The Medieval Icelandic Saga and Oral Tradition: A Discourse on Method

  Sigurðsson, Gísli. 2004. The Medieval Icelandic Saga and Oral Tradition: A Discourse on Method. Trans. Nicholas Jones. Milman Parry Collection of Oral Literature 2. Cambridge, MA: Milman Parry Collection of Oral Literature. http://nrs.harvard.edu/urn-3:hul.ebook:CHS_SigurdssonG.The_Medieval_Icelandic_Saga_and_Oral_Tradition.2004.


Foreword

The relationship between oral tradition and literary authorship is a classic bone of contention in the study of early epic narrative. Works like the Iliad, Beowulf, La Chanson de Roland and Njáls saga have all been interpreted as orally transmitted texts, but they have also been interpreted as literary artifacts composed in writing by an author. Within the field of saga scholarship this disagreement was for a long time known as the conflict between Freeprose and Bookprose. The Freeprose Theory, vigorously defended by Knut Liestøl in Norway, Andreas Heusler in Germany and by several other Germanists and folklorists before the Second World War, maintained that the Íslendingasögur originated essentially in the Viking period and then circulated in oral tradition for a couple of hundred years until they were finally written down in the Sturlung Age. The Bookprose Theory, which was particularly influential in Iceland after the war and brilliantly represented by Sigurður Nordal, Einar Ól. Sveinsson and other prominent members of the so-called “Icelandic school,” maintained that Íslendingasögur originated essentially in the Sturlung Age as individual written literary compositions by prominent authors such as, for example, Snorri Sturluson.

Adherents of Freeprose could occasionally admit that individual saga-writers had sometimes left their trace on the saga texts, thereby modifying or in some cases even radically changing the previous oral tradition. Likewise, adherents of Bookprose have often admitted that the authors of the sagas probably had access to some kind of oral tales as basic source material for their literary compositions. Yet the adherents of Freeprose worked primarily as folklorists, while adherents of Bookprose worked primarily as philologists or literary historians, trying to establish manuscript relationships and literary influences. And it is the latter approach that dominated in Scandinavian scholarship until the late 1960’s.

In more recent years, however, partly as a result of Albert Lord’s influential book, The Singer of Tales, oral tradition has come back into focus, and there has been, internationally, an increasing reaction against the Bookprose theory of the “Icelandic School.” Gísli Sigurðsson’s book is a part of that reaction as can be seen already from its title, and still more from his introductory chapter, in which he states his aims and presents the previous discussion about oral tradition and literary authorship in the sagas. Unlike many American scholars, however, he does not count epic formulas or use other methods of the oral-formulaic school. His ambition is to introduce new methods in dealing with the oral tradition behind the written sagas.
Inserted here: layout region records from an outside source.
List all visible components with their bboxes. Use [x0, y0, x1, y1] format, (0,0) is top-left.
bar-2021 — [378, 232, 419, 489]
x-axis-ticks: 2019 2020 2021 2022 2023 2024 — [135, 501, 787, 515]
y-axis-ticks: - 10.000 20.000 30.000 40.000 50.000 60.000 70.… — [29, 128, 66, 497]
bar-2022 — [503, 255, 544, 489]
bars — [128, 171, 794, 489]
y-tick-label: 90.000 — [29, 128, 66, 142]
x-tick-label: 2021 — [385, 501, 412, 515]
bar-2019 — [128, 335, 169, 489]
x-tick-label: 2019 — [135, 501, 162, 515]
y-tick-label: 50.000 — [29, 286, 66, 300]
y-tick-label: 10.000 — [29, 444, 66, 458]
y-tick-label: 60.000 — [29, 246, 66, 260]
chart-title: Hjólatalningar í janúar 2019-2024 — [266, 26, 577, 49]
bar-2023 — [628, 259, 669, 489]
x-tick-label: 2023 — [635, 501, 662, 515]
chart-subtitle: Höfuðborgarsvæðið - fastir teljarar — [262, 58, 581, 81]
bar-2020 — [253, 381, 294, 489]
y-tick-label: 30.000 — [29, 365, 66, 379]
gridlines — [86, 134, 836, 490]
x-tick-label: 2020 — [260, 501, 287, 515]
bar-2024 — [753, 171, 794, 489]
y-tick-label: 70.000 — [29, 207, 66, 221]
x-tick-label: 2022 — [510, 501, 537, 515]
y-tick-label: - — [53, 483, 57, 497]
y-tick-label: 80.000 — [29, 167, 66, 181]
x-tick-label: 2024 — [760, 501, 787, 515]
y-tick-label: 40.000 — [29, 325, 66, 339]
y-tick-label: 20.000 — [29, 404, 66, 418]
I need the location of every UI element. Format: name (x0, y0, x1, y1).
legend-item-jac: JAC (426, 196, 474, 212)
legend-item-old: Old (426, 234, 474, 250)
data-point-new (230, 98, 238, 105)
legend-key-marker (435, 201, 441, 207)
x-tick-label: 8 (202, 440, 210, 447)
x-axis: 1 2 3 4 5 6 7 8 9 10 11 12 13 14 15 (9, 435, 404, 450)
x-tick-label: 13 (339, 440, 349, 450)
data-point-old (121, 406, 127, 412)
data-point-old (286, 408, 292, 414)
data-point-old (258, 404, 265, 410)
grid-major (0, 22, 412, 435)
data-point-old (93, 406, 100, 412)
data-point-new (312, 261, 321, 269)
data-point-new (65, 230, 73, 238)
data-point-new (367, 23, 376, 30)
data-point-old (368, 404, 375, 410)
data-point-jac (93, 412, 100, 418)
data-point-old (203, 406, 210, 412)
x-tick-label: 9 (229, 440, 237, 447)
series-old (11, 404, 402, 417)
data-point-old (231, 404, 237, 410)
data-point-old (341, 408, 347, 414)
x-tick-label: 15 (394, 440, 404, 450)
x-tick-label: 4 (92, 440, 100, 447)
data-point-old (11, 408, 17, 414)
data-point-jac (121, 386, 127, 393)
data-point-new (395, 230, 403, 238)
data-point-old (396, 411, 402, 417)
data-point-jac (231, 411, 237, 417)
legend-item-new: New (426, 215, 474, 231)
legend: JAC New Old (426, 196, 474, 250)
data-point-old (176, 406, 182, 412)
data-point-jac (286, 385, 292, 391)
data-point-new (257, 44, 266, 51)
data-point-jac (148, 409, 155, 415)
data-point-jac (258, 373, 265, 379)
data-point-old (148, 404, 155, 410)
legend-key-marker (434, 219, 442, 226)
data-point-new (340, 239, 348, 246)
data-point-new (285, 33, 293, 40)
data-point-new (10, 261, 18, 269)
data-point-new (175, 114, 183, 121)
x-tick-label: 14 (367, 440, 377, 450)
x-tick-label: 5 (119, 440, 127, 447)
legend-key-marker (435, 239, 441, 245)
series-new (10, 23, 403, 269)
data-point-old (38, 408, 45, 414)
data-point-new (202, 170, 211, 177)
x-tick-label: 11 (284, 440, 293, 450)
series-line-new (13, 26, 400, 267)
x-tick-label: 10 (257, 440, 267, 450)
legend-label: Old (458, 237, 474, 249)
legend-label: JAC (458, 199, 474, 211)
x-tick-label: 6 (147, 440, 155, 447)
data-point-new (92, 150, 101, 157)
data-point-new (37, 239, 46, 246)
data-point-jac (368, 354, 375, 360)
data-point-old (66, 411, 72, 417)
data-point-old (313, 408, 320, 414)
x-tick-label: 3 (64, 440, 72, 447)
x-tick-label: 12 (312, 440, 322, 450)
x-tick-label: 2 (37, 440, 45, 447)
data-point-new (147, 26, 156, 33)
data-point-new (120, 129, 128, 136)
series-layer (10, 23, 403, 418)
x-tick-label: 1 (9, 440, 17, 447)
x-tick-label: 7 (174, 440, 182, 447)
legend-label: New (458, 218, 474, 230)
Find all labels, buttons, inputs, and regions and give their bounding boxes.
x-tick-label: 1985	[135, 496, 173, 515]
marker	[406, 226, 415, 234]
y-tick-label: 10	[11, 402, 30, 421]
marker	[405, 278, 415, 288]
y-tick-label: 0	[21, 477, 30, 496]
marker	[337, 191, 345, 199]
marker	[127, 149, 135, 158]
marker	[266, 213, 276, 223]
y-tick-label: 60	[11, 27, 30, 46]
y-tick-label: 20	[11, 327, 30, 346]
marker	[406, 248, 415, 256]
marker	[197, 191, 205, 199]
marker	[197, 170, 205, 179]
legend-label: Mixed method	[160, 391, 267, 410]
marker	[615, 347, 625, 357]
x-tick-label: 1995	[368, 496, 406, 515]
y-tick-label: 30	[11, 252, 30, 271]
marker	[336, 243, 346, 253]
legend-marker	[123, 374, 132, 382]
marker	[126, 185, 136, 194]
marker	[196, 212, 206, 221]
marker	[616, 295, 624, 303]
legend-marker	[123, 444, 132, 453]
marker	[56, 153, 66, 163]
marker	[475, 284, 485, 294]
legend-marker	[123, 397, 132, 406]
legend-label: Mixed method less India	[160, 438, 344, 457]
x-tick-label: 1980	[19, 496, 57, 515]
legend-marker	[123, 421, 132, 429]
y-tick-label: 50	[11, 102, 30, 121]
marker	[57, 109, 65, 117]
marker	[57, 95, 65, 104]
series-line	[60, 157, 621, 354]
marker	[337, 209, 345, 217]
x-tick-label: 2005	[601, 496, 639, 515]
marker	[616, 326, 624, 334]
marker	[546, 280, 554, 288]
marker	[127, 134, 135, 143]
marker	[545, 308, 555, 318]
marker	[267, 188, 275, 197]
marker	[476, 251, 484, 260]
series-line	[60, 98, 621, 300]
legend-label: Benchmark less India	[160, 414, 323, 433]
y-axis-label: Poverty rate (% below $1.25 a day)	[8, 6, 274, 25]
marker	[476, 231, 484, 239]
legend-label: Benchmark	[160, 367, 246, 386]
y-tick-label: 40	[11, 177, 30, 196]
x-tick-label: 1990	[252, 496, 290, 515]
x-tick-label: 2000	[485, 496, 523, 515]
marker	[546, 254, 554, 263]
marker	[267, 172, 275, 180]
One of these methods, and perhaps the most important one, consists in comparing sagas that deal with events that supposedly took place at roughly the same time in the same district of Iceland. To what extent can the similarities in content between these sagas be explained as a result of literary influence, as the adherents of Bookprose have maintained? To what extent is it more reasonable to explain the similarities as resulting from the fact that saga-writers had access to the same oral traditions circulating in the district?

In trying to answer such questions, Gísli makes use of a concept that was first introduced by Carol Clover and later taken over by John Miles Foley, namely that of “immanent narrative.” An “immanent narrative” or an “immanent saga” is one that is not explicitly told in the text but assumed to be known by the audience or the reader. The narrator or some character in the story may, for example, refer in passing to some event that has never been told or some hero that has never been introduced but is still considered well known by everybody. When this happens in a saga text, it usually indicates that the saga was told for people who were already well informed about at least some of the characters and events, and this information is likely to have come through oral tradition. One of the things that Gísli thus tries to do is to find traces of immanent sagas that were probably never written but still somehow part of common knowledge.

Although Gísli Sigurðsson is searching for oral tradition he does not really believe in a purely oral saga as some Freeprose advocates did. He is quite willing to accept the fact that the sagas were influenced by literary texts such as saints’ lives or foreign romances. He is also quite willing to accept the fact that saga-writers influenced each other through literary borrowing. Thus he does not completely reject the Bookprose theory but rather defines its limitations in explaining the origins of the saga. What he himself wants to establish is not the oral Urgestalt of any saga but rather its oral roots. And although one may in some cases disagree with his conclusions about individual sagas, he does convince us that numerous oral tales are indeed concealed behind the literary saga texts we nowadays read and admire.